A DARK HYMN TO FEMALE FRIENDSHIP
The Times reviews Soho Rep’s latest show, Kate Tarker’s “Montag,” directed by Dustin Wills. “Not quite a comedy and not quite a tragedy, sometimes a thriller and often something more bizarre, the play is a hymn to female friendship and, in harsher music, a study of the threat of intimate partner violence. No place, the show intimates, is safe. Not the kitchen table, not the stage.”
OOO LA LA AT FOUQUET’S
Forbes has a write-up on the new hotel at 456 Greenwich, Fouquet’s New York: “If you love Toile de Jouy and all-things-French – this is the place for you.”

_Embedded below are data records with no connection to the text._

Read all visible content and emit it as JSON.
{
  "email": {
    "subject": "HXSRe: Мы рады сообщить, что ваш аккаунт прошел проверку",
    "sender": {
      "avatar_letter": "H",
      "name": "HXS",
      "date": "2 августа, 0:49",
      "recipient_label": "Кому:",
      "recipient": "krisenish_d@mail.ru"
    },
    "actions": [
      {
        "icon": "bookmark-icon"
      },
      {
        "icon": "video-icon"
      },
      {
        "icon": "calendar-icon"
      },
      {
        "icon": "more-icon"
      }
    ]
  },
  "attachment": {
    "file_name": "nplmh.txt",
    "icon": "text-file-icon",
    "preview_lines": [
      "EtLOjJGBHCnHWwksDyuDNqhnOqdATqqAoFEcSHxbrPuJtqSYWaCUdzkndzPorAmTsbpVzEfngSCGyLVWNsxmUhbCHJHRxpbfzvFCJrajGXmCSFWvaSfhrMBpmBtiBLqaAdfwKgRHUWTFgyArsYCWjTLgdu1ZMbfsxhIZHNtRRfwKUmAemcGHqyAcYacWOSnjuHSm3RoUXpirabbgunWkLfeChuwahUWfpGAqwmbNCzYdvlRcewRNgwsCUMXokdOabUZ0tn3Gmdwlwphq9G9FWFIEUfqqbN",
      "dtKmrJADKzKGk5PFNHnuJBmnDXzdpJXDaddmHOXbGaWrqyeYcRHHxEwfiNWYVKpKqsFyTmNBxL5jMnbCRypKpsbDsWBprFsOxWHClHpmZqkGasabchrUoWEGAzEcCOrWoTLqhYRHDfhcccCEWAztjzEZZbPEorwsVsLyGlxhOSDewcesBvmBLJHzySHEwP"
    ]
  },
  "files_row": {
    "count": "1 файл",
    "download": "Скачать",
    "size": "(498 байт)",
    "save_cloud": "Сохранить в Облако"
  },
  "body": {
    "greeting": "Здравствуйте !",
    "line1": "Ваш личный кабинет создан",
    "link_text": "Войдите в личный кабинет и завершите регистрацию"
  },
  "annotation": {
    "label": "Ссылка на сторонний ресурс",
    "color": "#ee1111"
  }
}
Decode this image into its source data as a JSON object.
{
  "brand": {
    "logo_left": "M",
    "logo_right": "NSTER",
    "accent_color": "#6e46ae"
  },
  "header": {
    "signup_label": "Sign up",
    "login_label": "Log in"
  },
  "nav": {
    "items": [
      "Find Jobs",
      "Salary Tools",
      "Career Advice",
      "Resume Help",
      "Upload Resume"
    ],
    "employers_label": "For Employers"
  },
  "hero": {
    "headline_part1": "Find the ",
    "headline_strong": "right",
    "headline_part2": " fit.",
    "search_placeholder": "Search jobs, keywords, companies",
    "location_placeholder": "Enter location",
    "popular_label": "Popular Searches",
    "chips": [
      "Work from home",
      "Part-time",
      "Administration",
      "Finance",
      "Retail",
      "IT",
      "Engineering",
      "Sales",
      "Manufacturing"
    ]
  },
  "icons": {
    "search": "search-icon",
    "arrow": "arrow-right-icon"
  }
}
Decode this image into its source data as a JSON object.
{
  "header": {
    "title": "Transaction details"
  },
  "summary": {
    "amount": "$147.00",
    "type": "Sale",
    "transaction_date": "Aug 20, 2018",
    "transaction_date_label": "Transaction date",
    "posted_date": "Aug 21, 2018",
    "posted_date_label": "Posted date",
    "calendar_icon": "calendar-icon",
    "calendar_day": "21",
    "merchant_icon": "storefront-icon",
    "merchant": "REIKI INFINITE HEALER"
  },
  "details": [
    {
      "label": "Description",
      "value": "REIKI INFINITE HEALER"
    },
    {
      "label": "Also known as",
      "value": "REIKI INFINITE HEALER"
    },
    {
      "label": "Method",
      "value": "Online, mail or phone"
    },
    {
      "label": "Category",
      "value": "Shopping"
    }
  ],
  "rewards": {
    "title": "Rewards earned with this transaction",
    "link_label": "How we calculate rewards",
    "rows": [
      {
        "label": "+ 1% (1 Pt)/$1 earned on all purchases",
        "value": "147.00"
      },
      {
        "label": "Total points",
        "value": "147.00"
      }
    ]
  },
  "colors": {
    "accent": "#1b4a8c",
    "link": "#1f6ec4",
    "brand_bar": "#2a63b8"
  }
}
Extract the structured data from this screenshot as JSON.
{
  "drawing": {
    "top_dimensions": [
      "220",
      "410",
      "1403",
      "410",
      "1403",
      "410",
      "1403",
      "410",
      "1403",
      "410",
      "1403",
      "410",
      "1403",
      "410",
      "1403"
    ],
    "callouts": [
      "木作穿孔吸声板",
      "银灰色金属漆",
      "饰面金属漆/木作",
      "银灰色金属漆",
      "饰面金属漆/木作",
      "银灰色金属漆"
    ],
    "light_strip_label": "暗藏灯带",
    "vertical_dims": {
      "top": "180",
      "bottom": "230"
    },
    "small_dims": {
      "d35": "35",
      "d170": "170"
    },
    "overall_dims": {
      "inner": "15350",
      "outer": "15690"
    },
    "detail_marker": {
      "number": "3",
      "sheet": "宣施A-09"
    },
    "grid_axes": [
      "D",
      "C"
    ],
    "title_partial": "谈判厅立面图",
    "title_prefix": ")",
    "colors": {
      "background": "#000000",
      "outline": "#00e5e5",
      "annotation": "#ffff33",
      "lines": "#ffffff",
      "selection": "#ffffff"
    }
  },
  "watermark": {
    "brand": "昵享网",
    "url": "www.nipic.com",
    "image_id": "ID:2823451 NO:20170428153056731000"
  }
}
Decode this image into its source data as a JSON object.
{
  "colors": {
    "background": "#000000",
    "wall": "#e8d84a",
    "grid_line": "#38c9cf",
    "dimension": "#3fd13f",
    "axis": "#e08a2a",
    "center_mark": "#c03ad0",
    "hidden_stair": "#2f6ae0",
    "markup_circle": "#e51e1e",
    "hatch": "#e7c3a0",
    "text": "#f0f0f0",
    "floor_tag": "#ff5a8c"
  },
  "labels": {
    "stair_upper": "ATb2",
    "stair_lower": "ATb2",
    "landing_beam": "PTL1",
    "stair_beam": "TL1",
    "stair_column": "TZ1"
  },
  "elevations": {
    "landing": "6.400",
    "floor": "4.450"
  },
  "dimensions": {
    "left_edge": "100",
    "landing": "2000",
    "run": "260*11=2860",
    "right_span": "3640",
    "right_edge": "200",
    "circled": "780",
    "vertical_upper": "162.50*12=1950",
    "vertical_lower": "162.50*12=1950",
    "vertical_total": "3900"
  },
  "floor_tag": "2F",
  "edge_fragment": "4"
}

NO SHOCKER: WORKERS STILL STAYING HOME
Crain’s has the latest stats on who’s in the office: as of the end of September, city offices were 46 percent full, according to card-swipe data from Kastle Systems. The trend was the same across the U.S. And ridership on commuter trains is also still down: the Long Island Railroad was at 71 percent of its 2019 average.
MORE ON REBUILDING WAGNER PARK
The Times gets into the Wagner Park fight: “The plan has drawn angry protests from some of the residents who live in the park’s surrounding high-rise towers. They say that demolishing the park goes too far. They have called for a less drastic approach that would make improvements to the existing park to achieve the same resiliency goal.”
The Kastle numbers underestimate occupancy in NYC because the biggest landlords here (Related, Brookfield, SL Green, Vornado, Tishman, Silverstein, etc.) don’t use their product. An enormous amount of trophy space is excluded from the 46%.
If Kastle is saying 46%, it’s probably more like ~55-60%, but it’s also highly variable depending on the day (and building). Maybe 70-80% Tues-Thurs and 15-30% Mon/Fri, for example.
My guess is we’ll get back to around 75%. Fridays in the office are never coming back and Mondays will remain noticeably low, but not as low as Friday. Tuesday-Thursday will become the new in-office workweek.
https://nypost.com/2022/10/18/real-estate-insiders-take-swipe-at-back-to-work-barometer/
Office attendance will likely rise when the next recession hits and people fear for their jobs.